The terrorists broke in and shot Ben Zvi to death in his bed.
That was perhaps Pacheco’s worst moment. He had been hiding behind the bed and “I saw how they murdered my employer – without him having the ability to defend himself,” he recounted. “They said I was a soldier, while they pointed weapons at my head. One of the terrorists fired an automatic weapon near my ear, until the bullets ran out.”
He held onto the thoughts of his wife and children to get him through it all, he said, adding that he felt “fine,” and even that “I’ve grown up, I’ve become stronger,” as a result of his horrific experience.
The Ben Zvi family was overjoyed by his return, with Amitai’s sons coming to the hospital where the released hostages were taken for medical checkups.
Ido and Gilad told Israeli media that “It was moving to the point of tears to hug Jimmy. He had a special relationship with dad, he took care of him for four years and trusted him. We felt that a family member had come home and not a caregiver or a foreign worker.”

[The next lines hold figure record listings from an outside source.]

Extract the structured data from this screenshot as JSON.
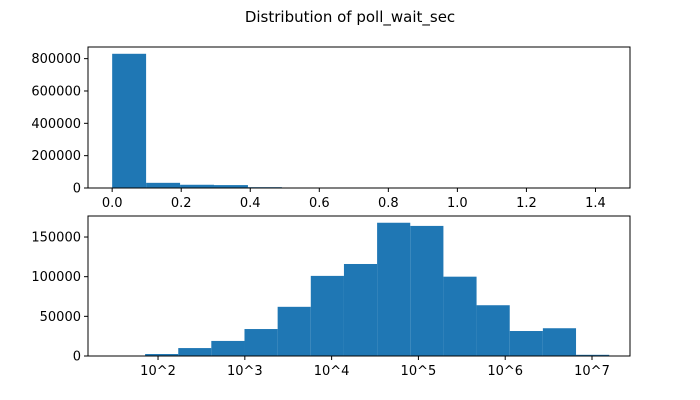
{
  "title": "Distribution of poll_wait_sec",
  "chart_data": [
    {
      "type": "histogram",
      "color": "#1f77b4",
      "bins": [
        0,
        0.0983,
        0.1967,
        0.295,
        0.3933,
        0.4917,
        0.59,
        0.6883,
        0.7867,
        0.885,
        0.9833,
        1.0817,
        1.18,
        1.2783,
        1.3767,
        1.475
      ],
      "values": [
        830000,
        32000,
        20000,
        18000,
        5000,
        1500,
        500,
        300,
        200,
        100,
        50,
        30,
        20,
        10,
        5
      ],
      "xlim": [
        -0.07,
        1.5
      ],
      "ylim": [
        0,
        872000
      ],
      "xticks": [
        {
          "value": 0,
          "label": "0.0"
        },
        0.2,
        0.4,
        0.6,
        0.8,
        {
          "value": 1,
          "label": "1.0"
        },
        1.2,
        1.4
      ],
      "yticks": [
        0,
        200000,
        400000,
        600000,
        800000
      ]
    },
    {
      "type": "histogram",
      "color": "#1f77b4",
      "xscale": "log",
      "bins": [
        71,
        171,
        411,
        991,
        2388,
        5754,
        13868,
        33420,
        80538,
        194089,
        467735,
        1127197,
        2716439,
        6546362,
        15776112
      ],
      "values": [
        2500,
        10000,
        19000,
        34000,
        62000,
        101000,
        116000,
        168000,
        164000,
        100000,
        64000,
        31500,
        35000,
        1500
      ],
      "xlim": [
        15.6,
        27400000
      ],
      "ylim": [
        0,
        176500
      ],
      "xticks": [
        {
          "value": 100,
          "label": "10^2"
        },
        {
          "value": 1000,
          "label": "10^3"
        },
        {
          "value": 10000,
          "label": "10^4"
        },
        {
          "value": 100000,
          "label": "10^5"
        },
        {
          "value": 1000000,
          "label": "10^6"
        },
        {
          "value": 10000000,
          "label": "10^7"
        }
      ],
      "yticks": [
        0,
        50000,
        100000,
        150000
      ]
    }
  ]
}
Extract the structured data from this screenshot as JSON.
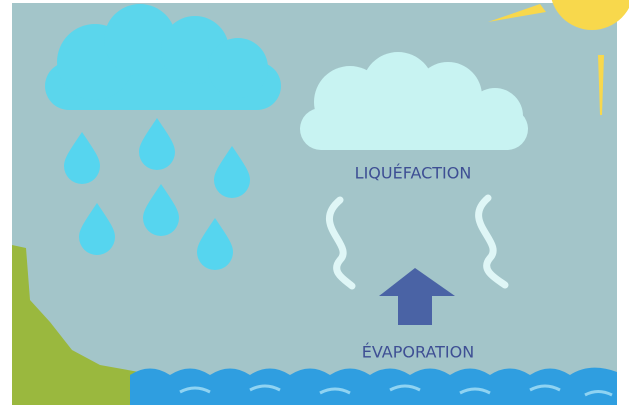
{
  "labels": [
    {
      "text": "LIQUÉFACTION"
    },
    {
      "text": "ÉVAPORATION"
    }
  ]
}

Pacheco was the single Philippine citizen among 23 Thais whom Hamas released among the six groups of Israelis over the last six days, in a deal that was orchestrated separately through the Iranian government and did not involve Israel giving up Palestinian prisoners accused and convicted of security offenses.
A total of 77 Israeli hostages have been released so far, in exchange for over 200 jailed Palestinians. Four of them were freed before the agreement was finalized, as Hamas “humanitarian gestures.” One hostage, IDF soldier Ori Megidish, was rescued late last month by IDF forces from a home in which she was being held captive in the Gaza Strip.